DUBAI (Reuters) - Iranian Supreme Leader Ayatollah Ali Khamenei blamed countries outside the Middle East on Monday for the region's turmoil and the Shi'ite cleric said regional states backing radical Sunni Islamists would be damaged by conflict.
Khamenei, the most powerful man in Iran, made the comments in a meeting with Oman's Sultan Qaboos who was in Tehran on a visit Iranian media said may be an effort to mediate between the United States and the Islamic Republic.
If so, Khamenei's comments appeared to be a rebuff of those efforts.
"The main reason behind the status quo in the region is interference from outside the region," the state news agency Fars quoted Khamenei as saying in a meeting with Qaboos.

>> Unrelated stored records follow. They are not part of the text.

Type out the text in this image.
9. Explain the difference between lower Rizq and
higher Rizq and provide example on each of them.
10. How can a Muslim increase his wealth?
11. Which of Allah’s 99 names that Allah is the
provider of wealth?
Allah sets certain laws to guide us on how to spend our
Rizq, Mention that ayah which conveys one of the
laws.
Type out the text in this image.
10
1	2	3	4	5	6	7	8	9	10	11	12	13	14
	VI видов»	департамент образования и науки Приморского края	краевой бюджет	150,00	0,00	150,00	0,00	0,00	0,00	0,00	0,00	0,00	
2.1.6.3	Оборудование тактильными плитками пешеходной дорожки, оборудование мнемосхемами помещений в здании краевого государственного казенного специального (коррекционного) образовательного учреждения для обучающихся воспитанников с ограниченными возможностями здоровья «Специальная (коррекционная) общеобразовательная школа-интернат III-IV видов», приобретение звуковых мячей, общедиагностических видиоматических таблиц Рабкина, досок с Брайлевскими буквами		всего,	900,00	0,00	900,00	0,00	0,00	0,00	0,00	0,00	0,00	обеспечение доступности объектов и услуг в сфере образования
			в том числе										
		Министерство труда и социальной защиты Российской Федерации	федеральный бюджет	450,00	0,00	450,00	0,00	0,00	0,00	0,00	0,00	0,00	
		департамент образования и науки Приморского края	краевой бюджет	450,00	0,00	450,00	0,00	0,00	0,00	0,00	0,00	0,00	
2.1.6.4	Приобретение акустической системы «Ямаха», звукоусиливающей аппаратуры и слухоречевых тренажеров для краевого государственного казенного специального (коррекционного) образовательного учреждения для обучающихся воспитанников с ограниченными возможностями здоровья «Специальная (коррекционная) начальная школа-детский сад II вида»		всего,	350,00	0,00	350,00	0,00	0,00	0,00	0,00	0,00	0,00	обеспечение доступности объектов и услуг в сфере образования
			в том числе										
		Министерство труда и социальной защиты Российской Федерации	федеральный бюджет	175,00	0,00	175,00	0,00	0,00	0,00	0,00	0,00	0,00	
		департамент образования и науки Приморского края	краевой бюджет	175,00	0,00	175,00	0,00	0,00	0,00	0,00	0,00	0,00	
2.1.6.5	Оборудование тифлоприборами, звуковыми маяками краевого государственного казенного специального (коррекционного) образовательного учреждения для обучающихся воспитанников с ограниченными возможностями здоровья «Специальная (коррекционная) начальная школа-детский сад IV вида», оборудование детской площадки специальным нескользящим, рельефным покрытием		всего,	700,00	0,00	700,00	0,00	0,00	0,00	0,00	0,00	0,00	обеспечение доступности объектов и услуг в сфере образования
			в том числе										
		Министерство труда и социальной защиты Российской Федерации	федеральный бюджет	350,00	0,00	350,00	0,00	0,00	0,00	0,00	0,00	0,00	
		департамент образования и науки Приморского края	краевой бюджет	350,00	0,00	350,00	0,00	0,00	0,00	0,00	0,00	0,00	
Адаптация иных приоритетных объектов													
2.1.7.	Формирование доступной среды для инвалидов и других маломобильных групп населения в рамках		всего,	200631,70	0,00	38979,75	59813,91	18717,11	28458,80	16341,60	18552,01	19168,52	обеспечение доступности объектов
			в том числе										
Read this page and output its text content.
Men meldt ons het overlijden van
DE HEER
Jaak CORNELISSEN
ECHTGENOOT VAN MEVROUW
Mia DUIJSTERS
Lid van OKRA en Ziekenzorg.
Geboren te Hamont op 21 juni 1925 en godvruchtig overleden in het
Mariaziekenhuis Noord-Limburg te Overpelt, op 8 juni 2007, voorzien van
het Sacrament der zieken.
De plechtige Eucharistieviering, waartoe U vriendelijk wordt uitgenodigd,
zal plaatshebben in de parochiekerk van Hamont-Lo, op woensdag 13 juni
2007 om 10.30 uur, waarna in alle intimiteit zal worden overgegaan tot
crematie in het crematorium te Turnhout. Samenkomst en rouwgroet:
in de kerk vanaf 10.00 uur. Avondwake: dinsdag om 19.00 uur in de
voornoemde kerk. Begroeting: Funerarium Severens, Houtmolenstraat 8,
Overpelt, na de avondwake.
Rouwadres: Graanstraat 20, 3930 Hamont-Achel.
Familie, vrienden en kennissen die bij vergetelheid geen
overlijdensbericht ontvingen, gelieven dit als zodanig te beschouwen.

Khamenei and other top officials in the Islamic Republic frequently call on the United States and European powers to stop what they call interference in the Middle East, accusing them of a plot to take over the region.
His other comments appeared to be directed at Sunni Muslim states in the Middle East such as Saudi Arabia, Qatar and Turkey which are supporting rebels fighting to topple Syrian President Bashar al-Assad, a close ally of Shi'ite Iran.
"Unfortunately, a Takfiri group has been formed with the support of certain regional states which is in conflict with all Muslim groups, but supporters of this stream should know that this fire will burn them too," Khamenei said.
"Takfiri" is a derogatory term for hardline Sunni Islamists, who accuse Shi'ites and others of being infidels.
Iranian officials, along with the Syrian government, have blamed Syrian rebels for last week's apparent chemical weapons attack outside Damascus which killed hundreds of people.
Foreign Minister Mohammad Javad Zarif spoke to his Syrian counterpart on Monday, Iranian news agencies said, and condemned the use of chemical weapons by what he called terrorists. His spokesman also warned against Western military strikes on Syria.
"At a time when the Syrian crisis is at a critical stage due to the use of chemical weapons by terrorists and the region needs peace and patience, talking about readiness to militarily attack Syria without the approval of the Security Council is a dangerous ... thing to do," the state Press TV quoted Foreign Ministry spokesman Abbas Araqchi as saying.
"Any miscalculation of the situation in Syria would throw the entire region into a dangerous and complicated stage which will ... engulf all regional countries," he said.